Sein Buch will nicht ein Handbuch zur Sache sein, es behandelt prominente Beispielsfälle und erkennt darin gewisse Muster. Man könne die kommenden Konflikte zwar nicht vorhersagen, sie aber besser verstehen. Das wichtigste Muster: Wirtschafts- oder Handelskriege (der Handelskrieg ist ein Spezialfall des Wirtschaftskriegs, aber ein besonders wichtiger) schaden fast immer beiden Seiten. Die Vorstellung, es sei anders, kam im Merkantilismus auf: Was die eine Seite gewinne, müsse die andere verlieren. Wenn der Sinn des Außenhandels darin bestand, die Machtstellung eines Landes zu stärken durch Edelmetallbestände, war das nicht unplausibel. Importe bedeuteten Abfluss von Gold und Silber, Exporte Zustrom. Angestrebt wurde eine aktive Handelsbilanz und damit eine Bereicherung des Staatsschatzes.
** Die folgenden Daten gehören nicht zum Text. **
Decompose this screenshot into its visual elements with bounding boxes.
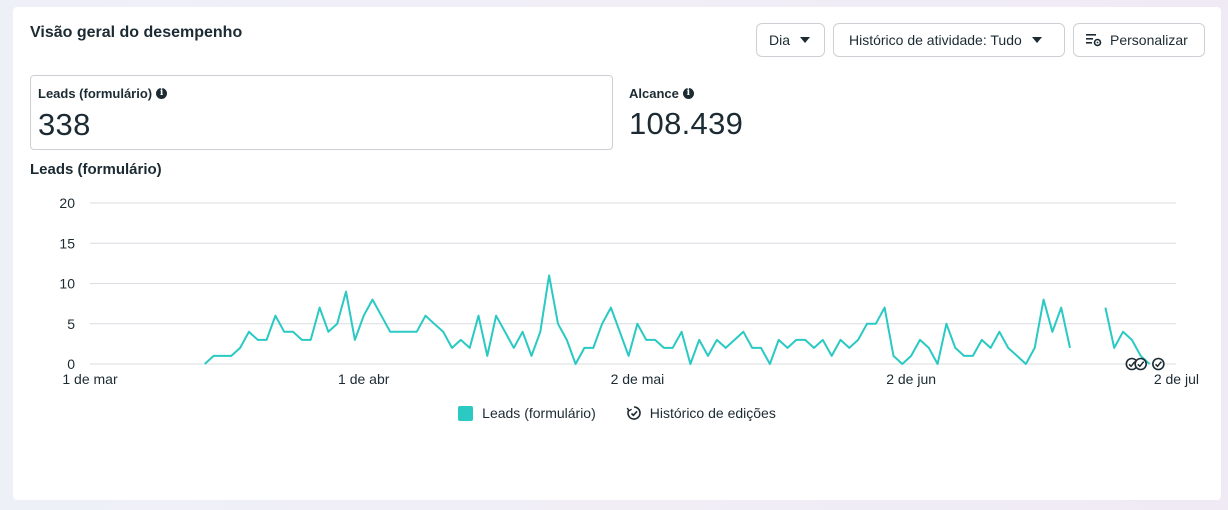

Es gab Länder, die mit merkantilistischer Politik keine schlechten Erfahrungen machten, so England, das im siebzehnten Jahrhundert die rivalisierenden Niederlande auch mit Einfuhrsteuern aus dem Geschäft drängte. Doch weniger die handelspolitischen Maßnahmen, die Behinderung des Konkurrenten, gaben den Ausschlag, als die "Modernisierung und Vergrößerung eigener Produktionsfaktoren". Die Gefahr der Schutzzollpolitik, durch die Ausschaltung der Konkurrenz die Entwicklung der eigenen Industrie zu lähmen, hatten die Briten umgangen.
Der vielleicht bekannteste Fall eines Wirtschaftskrieges, die Napoleonische Kontinentalsperre, erwies sich als vollkommener Fehlschlag, was nicht mehr überraschte. Im Laufe des achtzehnten Jahrhunderts erkannten die Theoretiker der Volkswirtschaft, was der Kaufmannschaft längst klar war: Außenhandel nutzt allen Beteiligten und ist eben nicht, was man später ein Nullsummenspiel nannte.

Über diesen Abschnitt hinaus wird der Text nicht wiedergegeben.